Je porte sur le cul un de ces micro-monokinis tellement micromono et tellement kini que ça fait dresser les tentes dans les slips
de tous les mecs sur la plage.
Le bas du micro-machin, c’est un string à peine plus large qu’un
timbre poste et mes deux missiles air-air en complète liberté –
tenue obligatoire sur ce genre de plage pour pas avoir l’air tartepointent en avant comme la proue d’un transatlantique au large
des Açores.
Je sue à grosses gouttes.
Faut dire qu’on est en plein mois d’Août, et qu’il fait une chaleur
à crever.
Heureusement, une brise légère venue du large caresse
agréablement mon corps (presque) nu, ça rafraîchit un chouïa. Je
sens que je ne vais pas tarder à filer à la baille me tremper les
miches.
Le blème, c’est que la plage est noire de populo.

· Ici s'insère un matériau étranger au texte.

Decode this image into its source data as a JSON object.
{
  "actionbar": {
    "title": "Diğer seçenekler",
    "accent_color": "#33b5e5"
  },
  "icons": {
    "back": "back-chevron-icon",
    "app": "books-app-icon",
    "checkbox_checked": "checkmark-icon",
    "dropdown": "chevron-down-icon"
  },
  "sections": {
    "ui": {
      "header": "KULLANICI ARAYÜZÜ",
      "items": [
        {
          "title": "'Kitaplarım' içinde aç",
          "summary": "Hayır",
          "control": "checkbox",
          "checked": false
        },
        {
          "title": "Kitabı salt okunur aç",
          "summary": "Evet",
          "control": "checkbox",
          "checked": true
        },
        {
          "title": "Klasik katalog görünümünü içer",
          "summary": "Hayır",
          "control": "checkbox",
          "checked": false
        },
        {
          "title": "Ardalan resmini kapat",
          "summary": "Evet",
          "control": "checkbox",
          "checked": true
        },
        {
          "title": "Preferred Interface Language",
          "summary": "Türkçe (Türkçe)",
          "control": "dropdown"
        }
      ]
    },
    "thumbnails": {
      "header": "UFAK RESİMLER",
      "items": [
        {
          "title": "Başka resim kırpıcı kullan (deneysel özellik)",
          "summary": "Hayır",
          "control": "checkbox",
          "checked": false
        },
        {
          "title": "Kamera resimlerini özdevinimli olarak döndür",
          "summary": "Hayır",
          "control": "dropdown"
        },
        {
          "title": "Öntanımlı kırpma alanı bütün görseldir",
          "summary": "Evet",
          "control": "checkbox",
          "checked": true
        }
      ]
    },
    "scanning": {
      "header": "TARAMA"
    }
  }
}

Pour arriver à nager peinard, faut faire le parcours du combattant
en jouant des coudes sur une longueur d’au moins trente mètres
dans l’eau (là où on a pied) jusqu’à l’endroit béni des dieux où on
n’a plus pied : là, on a enfin la paix, n’y circulent que ceux qui
savent nager –et y en a nettement moins.
Un cornet de glace vanille-pistache dans chaque main, je me
dirige précautionneusement vers les cinquante centimètres carrés
de sable sale où on a, Jean et moi, réussi à étaler nos serviettes.
Tout en avançant, je fais gaffe de ne pas écrabouiller par mégarde
un nichon qui bronze ou de poser malencontreusement un pingot
sur la frite d’une meuf en train de cramer.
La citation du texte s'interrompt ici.